Zynga’s Stock Is Up — And Why Every Other Game Company Stock Is Down
Zynga is bucking market trends today and is trading higher — despite a report that came out yesterday suggesting that December sales were extremely weak across the industry.
Zynga was up 42 cents, or almost 5 percent today, to close at $8.87 a share.
That’s a huge reversal from earlier this week when the stock nosedived to an all-time low. Meanwhile, none of the traditional game makers were having such a good day.
Electronic Arts closed down $1.47, or 7.5 percent, to $18.04 a share; THQ fell 7 percent to 66 cents a share; Take-Two Interactive fell .5 percent to $14.50 a share; and industry-leading Activision Blizzard slipped 2.5 percent $12.24 a share.
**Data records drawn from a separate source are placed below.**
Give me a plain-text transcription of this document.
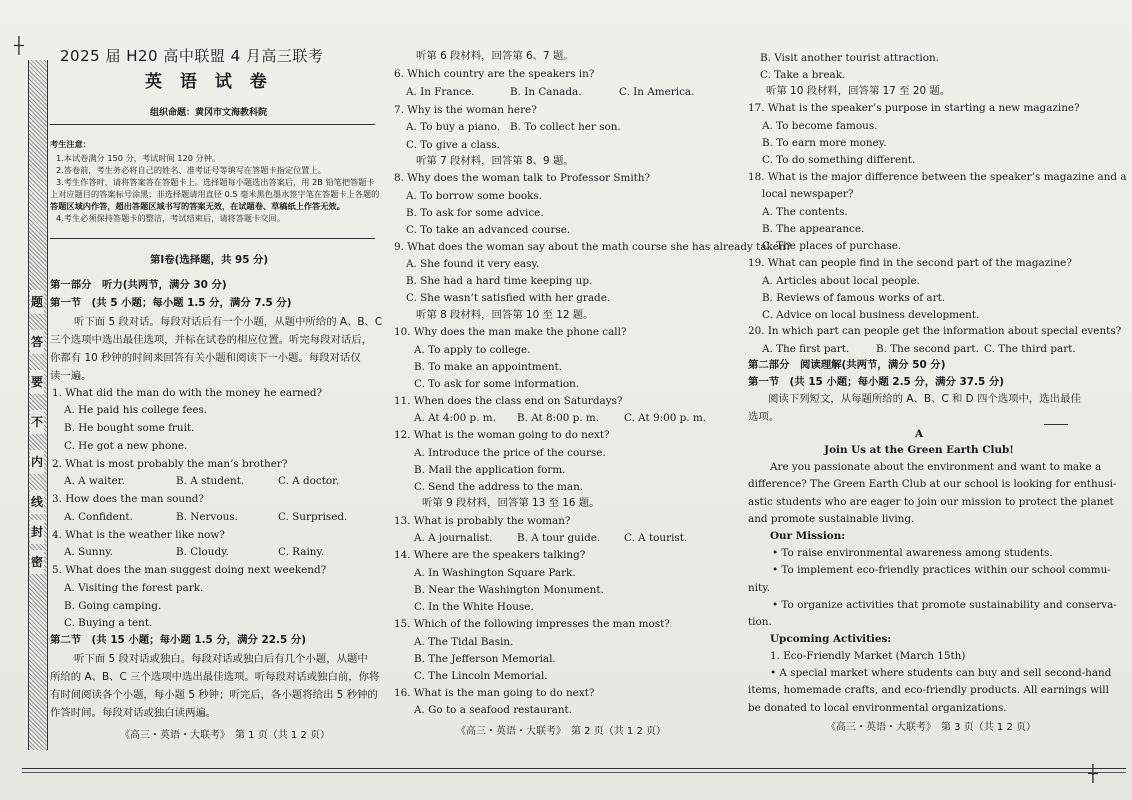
┼
┼
题
答
要
不
内
线
封
密
2025 届 H20 高中联盟 4 月高三联考
英 语 试 卷
组织命题：黄冈市文海教科院
考生注意：
1.本试卷满分 150 分，考试时间 120 分钟。
2.答卷前，考生务必将自己的姓名、准考证号等填写在答题卡指定位置上。
3.考生作答时，请将答案答在答题卡上。选择题每小题选出答案后，用 2B 铅笔把答题卡
上对应题目的答案标号涂黑；非选择题请用直径 0.5 毫米黑色墨水签字笔在答题卡上各题的
答题区域内作答，超出答题区域书写的答案无效，在试题卷、草稿纸上作答无效。
4.考生必须保持答题卡的整洁，考试结束后，请将答题卡交回。
第Ⅰ卷(选择题，共 95 分)
第一部分　听力(共两节，满分 30 分)
第一节　(共 5 小题；每小题 1.5 分，满分 7.5 分)
听下面 5 段对话。每段对话后有一个小题，从题中所给的 A、B、C
三个选项中选出最佳选项，并标在试卷的相应位置。听完每段对话后，
你都有 10 秒钟的时间来回答有关小题和阅读下一小题。每段对话仅
读一遍。
1. What did the man do with the money he earned?
A. He paid his college fees.
B. He bought some fruit.
C. He got a new phone.
2. What is most probably the man’s brother?
A. A waiter.	B. A student.	C. A doctor.
3. How does the man sound?
A. Confident.	B. Nervous.	C. Surprised.
4. What is the weather like now?
A. Sunny.	B. Cloudy.	C. Rainy.
5. What does the man suggest doing next weekend?
A. Visiting the forest park.
B. Going camping.
C. Buying a tent.
第二节　(共 15 小题；每小题 1.5 分，满分 22.5 分)
听下面 5 段对话或独白。每段对话或独白后有几个小题，从题中
所给的 A、B、C 三个选项中选出最佳选项。听每段对话或独白前，你将
有时间阅读各个小题，每小题 5 秒钟；听完后，各小题将给出 5 秒钟的
作答时间。每段对话或独白读两遍。
《高三・英语・大联考》　第 1 页（共 1 2 页）
听第 6 段材料，回答第 6、7 题。
6. Which country are the speakers in?
A. In France.	B. In Canada.	C. In America.
7. Why is the woman here?
A. To buy a piano. B. To collect her son.
C. To give a class.
听第 7 段材料，回答第 8、9 题。
8. Why does the woman talk to Professor Smith?
A. To borrow some books.
B. To ask for some advice.
C. To take an advanced course.
9. What does the woman say about the math course she has already taken?
A. She found it very easy.
B. She had a hard time keeping up.
C. She wasn’t satisfied with her grade.
听第 8 段材料，回答第 10 至 12 题。
10. Why does the man make the phone call?
A. To apply to college.
B. To make an appointment.
C. To ask for some information.
11. When does the class end on Saturdays?
A. At 4:00 p. m. B. At 8:00 p. m. C. At 9:00 p. m.
12. What is the woman going to do next?
A. Introduce the price of the course.
B. Mail the application form.
C. Send the address to the man.
听第 9 段材料，回答第 13 至 16 题。
13. What is probably the woman?
A. A journalist. B. A tour guide. C. A tourist.
14. Where are the speakers talking?
A. In Washington Square Park.
B. Near the Washington Monument.
C. In the White House.
15. Which of the following impresses the man most?
A. The Tidal Basin.
B. The Jefferson Memorial.
C. The Lincoln Memorial.
16. What is the man going to do next?
A. Go to a seafood restaurant.
《高三・英语・大联考》　第 2 页（共 1 2 页）
B. Visit another tourist attraction.
C. Take a break.
听第 10 段材料，回答第 17 至 20 题。
17. What is the speaker’s purpose in starting a new magazine?
A. To become famous.
B. To earn more money.
C. To do something different.
18. What is the major difference between the speaker’s magazine and a
local newspaper?
A. The contents.
B. The appearance.
C. The places of purchase.
19. What can people find in the second part of the magazine?
A. Articles about local people.
B. Reviews of famous works of art.
C. Advice on local business development.
20. In which part can people get the information about special events?
A. The first part.	B. The second part. C. The third part.
第二部分　阅读理解(共两节，满分 50 分)
第一节　(共 15 小题；每小题 2.5 分，满分 37.5 分)
阅读下列短文，从每题所给的 A、B、C 和 D 四个选项中，选出最佳
选项。
A
Join Us at the Green Earth Club!
Are you passionate about the environment and want to make a
difference? The Green Earth Club at our school is looking for enthusi-
astic students who are eager to join our mission to protect the planet
and promote sustainable living.
Our Mission:
• To raise environmental awareness among students.
• To implement eco-friendly practices within our school commu-
nity.
• To organize activities that promote sustainability and conserva-
tion.
Upcoming Activities:
1. Eco-Friendly Market (March 15th)
• A special market where students can buy and sell second-hand
items, homemade crafts, and eco-friendly products. All earnings will
be donated to local environmental organizations.
《高三・英语・大联考》　第 3 页（共 1 2 页）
GameStop also traded lower, finishing off the day down 2.8 percent to $23.51 a share.
The game makers were universally feeling the impact of an NPD Group report that revealed yesterday that videogame software sales fell 8 percent in December compared to the same month in 2010. When including hardware and accessories, like game cards, the entire industry contracted by 21 percent year over year.
Potentially, investors were betting that if the traditional game-makers weren’t fairing well, then Zynga was a good bet. The leading Facebook game-maker operates purely online and on mobile, so it potentially would be more isolated from the retail and packaged goods sectors.
The old guard vs. new guard battle also played out on the front lines yesterday.
EA was dealt an additional blow when Zynga announced it had hired away Barry Cottle, head of Electronic Arts’ Interactive division. Cottle, who was in charge of the company’s digital strategy, including social and mobile games, was EA’s biggest weapon in fighting Zynga’s dominance on Facebook and had led EA’s rise on mobile.
But EA’s loss was Zynga’s gain.
The social games leader appointed Cottle to the position of EVP of business and corporate development in charge of new global partnerships, acquisitions and other development roles.